O Estado de São Paulo, n. 46795, 30/11/2021. Internacional p.A10

 

G-7 promete mais 1 bilhão de doses para países pobres

 

Ameaçados pelo avanço da variante Ômicron, identificada pela primeira vez na África do Sul, os ministros da Saúde do G-7 prometeram ontem reforçar a vacinação em países pobres e falaram em ampliar a ajuda à Organização Mundial da Saúde (OMS). Enquanto cientistas advertem que a extensão da ameaça ainda é uma incógnita, o presidente dos EUA, Joe Biden, afirmou que a nova cepa é "motivo para preocupação, mas não para pânico".

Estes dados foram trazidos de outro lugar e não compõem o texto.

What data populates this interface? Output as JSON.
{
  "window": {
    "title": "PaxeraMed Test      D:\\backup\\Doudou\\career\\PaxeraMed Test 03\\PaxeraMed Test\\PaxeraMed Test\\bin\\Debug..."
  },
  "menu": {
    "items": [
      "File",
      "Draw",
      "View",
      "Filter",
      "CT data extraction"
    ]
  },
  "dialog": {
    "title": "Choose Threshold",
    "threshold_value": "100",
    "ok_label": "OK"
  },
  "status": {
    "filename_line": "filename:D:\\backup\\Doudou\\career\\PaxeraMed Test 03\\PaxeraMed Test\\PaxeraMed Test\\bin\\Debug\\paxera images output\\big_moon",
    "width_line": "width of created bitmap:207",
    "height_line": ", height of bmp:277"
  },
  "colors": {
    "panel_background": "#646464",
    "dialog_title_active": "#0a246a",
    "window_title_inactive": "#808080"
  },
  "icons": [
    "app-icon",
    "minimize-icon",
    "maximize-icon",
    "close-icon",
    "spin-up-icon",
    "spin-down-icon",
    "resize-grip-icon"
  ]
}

"No dia em que a variante foi identificada pela OMS, tomei passos importantes para restringir as viagens do sul da África. Mas sabemos que, por mais que as restrições possam reduzir a disseminação do vírus, elas não podem evitar que as novas cepas cheguem", afirmou Biden. "Mais cedo ou mais tarde veremos casos da variante aqui nos EUA."

O encontro de emergência do G-7 havia sido convocado pelo governo britânico, que ocupa a presidência do grupo. Na reunião, representantes de EUA, Reino Unido, Alemanha, França, Itália, Canadá e Japão, além da União Europeia, concordaram com a "relevância estratégica" de intensificar a imunização em países em desenvolvimento. As sete potências globais reforçaram o compromisso de doar um bilhão de doses aos países de baixa renda.

O presidente chinês, Xi Jinping, não ficou atrás e também prometeu ontem enviar à África um bilhão de doses. "Para contribuir para o cumprimento da meta estabelecida pela União Africana de vacinar 60% da população do continente até 2022, a China fornecerá à África um bilhão de doses adicionais", disse Xi. Segundo ele, serão 600 milhões em doação e 400 milhões na produção conjunta entre empresas chinesas e países africanos. Além disso, a China se comprometeu a enviar 1,5 mil médicos e especialistas em saúde pública.

 

ALERTA. Ontem, vários países anunciaram o fechamento de fronteiras, à medida que os casos de Ômicron se propagam pelo mundo. Israel, Marrocos e Japão proibiram a entrada de estrangeiros. A Suíça, que já havia vetado voos diretos de alguns países africanos, retomou a quarentena de dez dias para viajantes de vizinhos europeus, como Reino Unido, Bélgica e Holanda. O governo suíço também suspendeu a Universíada de Inverno e um encontro da OMS.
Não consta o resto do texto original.